In Virginia, where there is no centralized operation of institutional real estate, each university is set up to operate its own real estate needs. One university that has had success in creating new projects under public-private partnerships in the state is the University of Mary Washington in Fredericksburg, whose University of Mary Washington Foundation has created partnerships to develop and own student housing real estate. The UMW Foundation recently cut the ribbon on Eagle Village, a $115 million mixed-use development that is being built with Concord Eastridge as fee developer. Eagle Village includes 624 units of new housing, retail and office space.
Because of politics at the state level, it takes years for student housing projects to make it through in Virginia if they go the old, traditional route, says Jeff Rountree, CEO of the UMW Foundation. Universities like Mary Washington have been forced to launch into public-private partnerships to get projects completed in reasonable time frames and budgets.
“The university would have never gotten the money through the state to do this project,” says Rountree. “The foundation was able to complete this in 496 days. The structure allows the university to get a much better product at a much lower cost than we would through the state. With a foundation who knows what it is doing and a development partner, it can be done in a fraction of the time that it would if we had to work through the bureaucracy at the state.”
UMW has had many other institutions in Virginia and other states look at its program, especially the recent groundbreaking of Eagle Village. Many send groups of officials, including university presidents and board members, to look at the program the UMW Foundation has set up. Because facilities that turn revenue fit better into a public-private partnership model, like Nance, Rountree believes that not every project will fit into the structures.
“The public-private partnership structure won’t completely replace all the building projects at the university,” says Rountree. “But it is gaining interest here in Virginia. At our ribbon cutting [for Eagle Village], we had six other universities in Virginia who came to witness the event and tour the facilities. Three or four of those are sending follow up contingencies.”
From the private side, CDS’s Smith says that the difficulty in finding capital has helped to foster the relationship between the public and private parties in a deal.
“With the absence of the bond insurer and the difficulty in obtaining letters of credit in the current market, the university has to stand behind the project,” he says. “Because of this, universities have become more willing to help support the project to achieve a lower cost of capital. At the end of the day, the higher cost of capital on the project, the higher the students’ rents have to be. These ties are necessary in order to give students the most affordable, cost effective alternative.”

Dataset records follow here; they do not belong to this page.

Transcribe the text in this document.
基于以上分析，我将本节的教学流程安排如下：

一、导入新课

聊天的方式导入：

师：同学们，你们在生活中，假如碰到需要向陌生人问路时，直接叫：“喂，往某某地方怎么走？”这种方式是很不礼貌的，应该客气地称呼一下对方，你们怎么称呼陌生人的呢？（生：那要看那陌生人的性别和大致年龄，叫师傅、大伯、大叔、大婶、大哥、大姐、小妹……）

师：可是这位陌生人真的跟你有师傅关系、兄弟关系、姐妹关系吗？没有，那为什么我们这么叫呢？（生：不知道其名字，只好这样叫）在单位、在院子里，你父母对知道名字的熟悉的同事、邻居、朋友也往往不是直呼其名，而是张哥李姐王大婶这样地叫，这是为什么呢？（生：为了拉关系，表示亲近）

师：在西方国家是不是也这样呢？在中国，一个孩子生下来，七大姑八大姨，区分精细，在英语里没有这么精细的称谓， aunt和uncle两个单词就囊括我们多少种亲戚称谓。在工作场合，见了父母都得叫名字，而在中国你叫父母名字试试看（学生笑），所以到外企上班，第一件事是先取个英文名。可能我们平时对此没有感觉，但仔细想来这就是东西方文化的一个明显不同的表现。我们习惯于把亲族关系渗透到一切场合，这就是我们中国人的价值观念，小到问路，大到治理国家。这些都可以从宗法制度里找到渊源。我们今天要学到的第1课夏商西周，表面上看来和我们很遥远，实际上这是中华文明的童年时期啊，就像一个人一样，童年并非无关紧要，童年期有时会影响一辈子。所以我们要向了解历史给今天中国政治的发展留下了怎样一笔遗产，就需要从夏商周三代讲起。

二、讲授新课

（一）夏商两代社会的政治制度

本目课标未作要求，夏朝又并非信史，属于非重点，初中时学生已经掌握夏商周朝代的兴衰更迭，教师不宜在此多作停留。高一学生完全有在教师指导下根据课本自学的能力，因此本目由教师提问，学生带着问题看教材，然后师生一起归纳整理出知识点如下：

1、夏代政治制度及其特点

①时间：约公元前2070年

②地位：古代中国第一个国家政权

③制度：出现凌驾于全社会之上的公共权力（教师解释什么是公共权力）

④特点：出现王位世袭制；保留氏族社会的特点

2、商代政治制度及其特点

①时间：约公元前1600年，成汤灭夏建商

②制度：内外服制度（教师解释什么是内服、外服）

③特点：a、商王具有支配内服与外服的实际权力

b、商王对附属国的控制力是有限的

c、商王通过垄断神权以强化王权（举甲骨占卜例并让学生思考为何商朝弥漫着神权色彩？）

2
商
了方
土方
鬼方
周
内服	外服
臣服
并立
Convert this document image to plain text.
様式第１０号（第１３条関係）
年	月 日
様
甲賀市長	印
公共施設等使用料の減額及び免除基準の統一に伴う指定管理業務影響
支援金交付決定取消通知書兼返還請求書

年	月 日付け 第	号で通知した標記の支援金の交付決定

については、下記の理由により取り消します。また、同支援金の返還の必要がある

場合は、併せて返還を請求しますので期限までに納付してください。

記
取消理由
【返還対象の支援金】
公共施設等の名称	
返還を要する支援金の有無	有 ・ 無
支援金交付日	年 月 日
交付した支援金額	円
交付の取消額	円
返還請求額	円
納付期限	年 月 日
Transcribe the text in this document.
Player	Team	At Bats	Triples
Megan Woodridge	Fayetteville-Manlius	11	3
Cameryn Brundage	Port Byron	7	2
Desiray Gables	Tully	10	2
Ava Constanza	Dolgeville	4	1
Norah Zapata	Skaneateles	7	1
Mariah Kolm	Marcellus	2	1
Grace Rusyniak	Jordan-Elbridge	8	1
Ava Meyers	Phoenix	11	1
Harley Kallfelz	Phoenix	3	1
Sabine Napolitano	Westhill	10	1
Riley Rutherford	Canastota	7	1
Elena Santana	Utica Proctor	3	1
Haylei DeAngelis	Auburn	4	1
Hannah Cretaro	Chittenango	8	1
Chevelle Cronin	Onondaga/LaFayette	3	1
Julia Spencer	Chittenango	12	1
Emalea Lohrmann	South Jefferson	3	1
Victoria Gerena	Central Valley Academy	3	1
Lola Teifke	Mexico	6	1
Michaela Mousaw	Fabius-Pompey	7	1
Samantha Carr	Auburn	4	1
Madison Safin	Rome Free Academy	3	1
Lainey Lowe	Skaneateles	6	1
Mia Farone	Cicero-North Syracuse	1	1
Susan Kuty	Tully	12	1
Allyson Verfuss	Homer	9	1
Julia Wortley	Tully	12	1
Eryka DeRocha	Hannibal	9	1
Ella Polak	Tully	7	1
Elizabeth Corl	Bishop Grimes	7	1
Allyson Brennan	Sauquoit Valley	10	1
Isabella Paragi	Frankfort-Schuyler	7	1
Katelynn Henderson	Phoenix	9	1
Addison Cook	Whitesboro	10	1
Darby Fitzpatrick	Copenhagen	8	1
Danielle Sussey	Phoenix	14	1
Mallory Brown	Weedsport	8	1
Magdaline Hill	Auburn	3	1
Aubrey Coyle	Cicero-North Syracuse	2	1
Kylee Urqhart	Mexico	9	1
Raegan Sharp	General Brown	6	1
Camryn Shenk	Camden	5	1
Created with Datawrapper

As institutions get more comfortable with the execution of public-private partnerships, they develop preferences. Likewise, each of the private developers has its own preferences and requirements. Both parties have to respond and work together to make a successful partnership.
“As more projects are completed, each ‘side’ becomes increasingly comfortable with the demands of the other. This facilitates increasing more efficient negotiations and transaction execution,” says Wilhelm.